Dizinin yaratıcıları Jordan Cahan ve David Caspe. Yapımcıları arasında Seth Rogen, Evan Goldberg ve Don Cheadle da var.

80’lerin Wall Street Borsası’nda, “büyükler liginde” olmayan bir hisse senedi alım/satım firmasında başlıyor hikaye.

Karakterler

Maurice “Mo” Monroe (Don Cheadle): Dünyanın en güven vermez, dalavereci, özgüveni tavan yapmış, zeki yöneticilerinden biri. Beyazların ağırlıklı olduğu borsa dünyasında kendine fena olmayan bir şan, şöhret edinmiş, hırsıyla daha da yükseklere çıkmanın peşinde sulu götürüp susuz getirenlerden.
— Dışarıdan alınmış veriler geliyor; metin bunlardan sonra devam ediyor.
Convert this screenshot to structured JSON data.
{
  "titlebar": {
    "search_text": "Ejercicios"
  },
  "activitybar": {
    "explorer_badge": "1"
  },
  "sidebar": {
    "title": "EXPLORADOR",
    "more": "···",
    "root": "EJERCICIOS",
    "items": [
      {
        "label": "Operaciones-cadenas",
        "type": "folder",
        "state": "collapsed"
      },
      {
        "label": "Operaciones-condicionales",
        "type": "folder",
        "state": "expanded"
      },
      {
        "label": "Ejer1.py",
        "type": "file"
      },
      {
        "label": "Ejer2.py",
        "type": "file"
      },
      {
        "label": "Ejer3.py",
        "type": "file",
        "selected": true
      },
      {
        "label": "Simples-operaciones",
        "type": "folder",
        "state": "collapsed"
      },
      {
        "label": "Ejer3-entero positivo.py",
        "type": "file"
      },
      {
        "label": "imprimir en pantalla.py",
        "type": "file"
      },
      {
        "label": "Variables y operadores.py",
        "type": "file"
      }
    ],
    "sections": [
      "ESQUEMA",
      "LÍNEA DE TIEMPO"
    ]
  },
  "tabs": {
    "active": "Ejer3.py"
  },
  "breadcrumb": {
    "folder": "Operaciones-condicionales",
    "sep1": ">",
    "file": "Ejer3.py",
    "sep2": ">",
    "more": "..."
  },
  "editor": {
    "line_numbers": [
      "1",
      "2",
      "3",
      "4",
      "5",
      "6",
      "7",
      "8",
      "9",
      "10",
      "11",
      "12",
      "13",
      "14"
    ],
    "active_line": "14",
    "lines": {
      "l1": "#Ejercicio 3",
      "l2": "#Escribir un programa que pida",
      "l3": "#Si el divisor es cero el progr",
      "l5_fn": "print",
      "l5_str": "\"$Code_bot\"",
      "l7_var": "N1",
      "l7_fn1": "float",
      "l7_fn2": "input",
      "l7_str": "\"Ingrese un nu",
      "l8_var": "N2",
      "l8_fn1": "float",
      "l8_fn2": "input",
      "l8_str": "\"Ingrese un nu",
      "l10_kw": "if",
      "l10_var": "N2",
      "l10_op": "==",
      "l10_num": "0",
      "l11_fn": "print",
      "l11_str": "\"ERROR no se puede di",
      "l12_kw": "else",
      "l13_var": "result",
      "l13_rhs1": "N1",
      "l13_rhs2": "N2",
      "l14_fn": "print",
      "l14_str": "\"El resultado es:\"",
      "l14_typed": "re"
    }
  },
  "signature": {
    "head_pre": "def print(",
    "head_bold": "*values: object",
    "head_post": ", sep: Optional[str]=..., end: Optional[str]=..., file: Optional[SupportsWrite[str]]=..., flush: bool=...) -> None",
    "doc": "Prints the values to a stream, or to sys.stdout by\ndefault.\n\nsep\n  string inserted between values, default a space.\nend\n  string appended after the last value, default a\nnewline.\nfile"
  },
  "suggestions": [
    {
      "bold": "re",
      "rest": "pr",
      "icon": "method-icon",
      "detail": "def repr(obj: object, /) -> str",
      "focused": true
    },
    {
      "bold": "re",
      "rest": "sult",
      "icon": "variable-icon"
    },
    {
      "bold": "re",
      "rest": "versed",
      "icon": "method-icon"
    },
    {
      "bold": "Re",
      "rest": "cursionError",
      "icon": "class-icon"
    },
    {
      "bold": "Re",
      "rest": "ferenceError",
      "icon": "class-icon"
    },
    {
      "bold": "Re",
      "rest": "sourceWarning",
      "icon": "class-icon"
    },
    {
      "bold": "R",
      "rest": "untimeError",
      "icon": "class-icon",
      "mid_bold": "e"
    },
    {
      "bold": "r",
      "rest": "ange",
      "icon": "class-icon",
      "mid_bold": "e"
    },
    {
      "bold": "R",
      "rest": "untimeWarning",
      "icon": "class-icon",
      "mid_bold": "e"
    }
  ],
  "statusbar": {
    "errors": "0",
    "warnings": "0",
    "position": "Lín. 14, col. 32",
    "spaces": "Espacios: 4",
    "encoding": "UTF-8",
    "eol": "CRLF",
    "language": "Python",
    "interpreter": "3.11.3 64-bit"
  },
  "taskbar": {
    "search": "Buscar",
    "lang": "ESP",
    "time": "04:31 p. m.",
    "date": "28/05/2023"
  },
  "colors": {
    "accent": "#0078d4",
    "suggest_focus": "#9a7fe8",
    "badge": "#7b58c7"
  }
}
Blair Pfaff (Andrew Rannells): Mo’nun yanında işe giren, başına geleceklerden habersiz, iyi niyeti ve parlak zekasıyla borsa dünyasında kendine yer bulmak için elinden geleni yapmaya and içmiş, toy bir delikanlı.

Dawn Darcy (Regina Hall): 80’lerde erkek egemen bir ortamda, zenci bir kadın olarak kendine yer bulmaya çalışan, fazlasıyla zeki, oyunu iyi bilen, yine de dürüst oynamak için elinden geleni yapan, Mo ile uzun zamandır tanışan bir borsacı.

Keith Shankar (Paul Scheer): Wall Street’in çalışkan ve bir o kadar da eğlence düşkünü tiplerinden biri.

Tiffany Georgina (Casey Wilson): Blair’in şımarık, zengin ve hırslı nişanlısı.

Şimdilik bu kadar karakterle sınırlayayım, ama sık sık göreceğiniz aşina olduğunuz oyuncu kadrosunu merak edenleri de imdb’ye yönlendirmeyi unutmayayım.

Yazarın Yorumu

Açıkçası dizinin başına sevmeyeceğim önyargısı ile oturdum. “Ay bu adama/kadına bayılıyorum” dediğim tek bir oyuncusu olmamasının yanında, Don Cheadle’ın abartılan bir oyuncu olduğunu düşünüyor oluşum da olumsuz etkiliyordu durumu. Hiç ilgimi çekmeyen borsa, 80’ler filan derken niye bu diziyi denedim derseniz sanırım bokatlon yarışlarında kullanmak için diyebilirim. :sweat_smile: Gel gör ki başlarda olan biteni anlamakta zorlansam da karakterlere pek ısınamasam da olayların hızlı akışı, karakterlerin omurgasızlığı derken merak ede ede peşpeşe takıp tamamladım ilk sezonu. Beğeni ve yorumlarımı da şu yazının altına akıttım hatta.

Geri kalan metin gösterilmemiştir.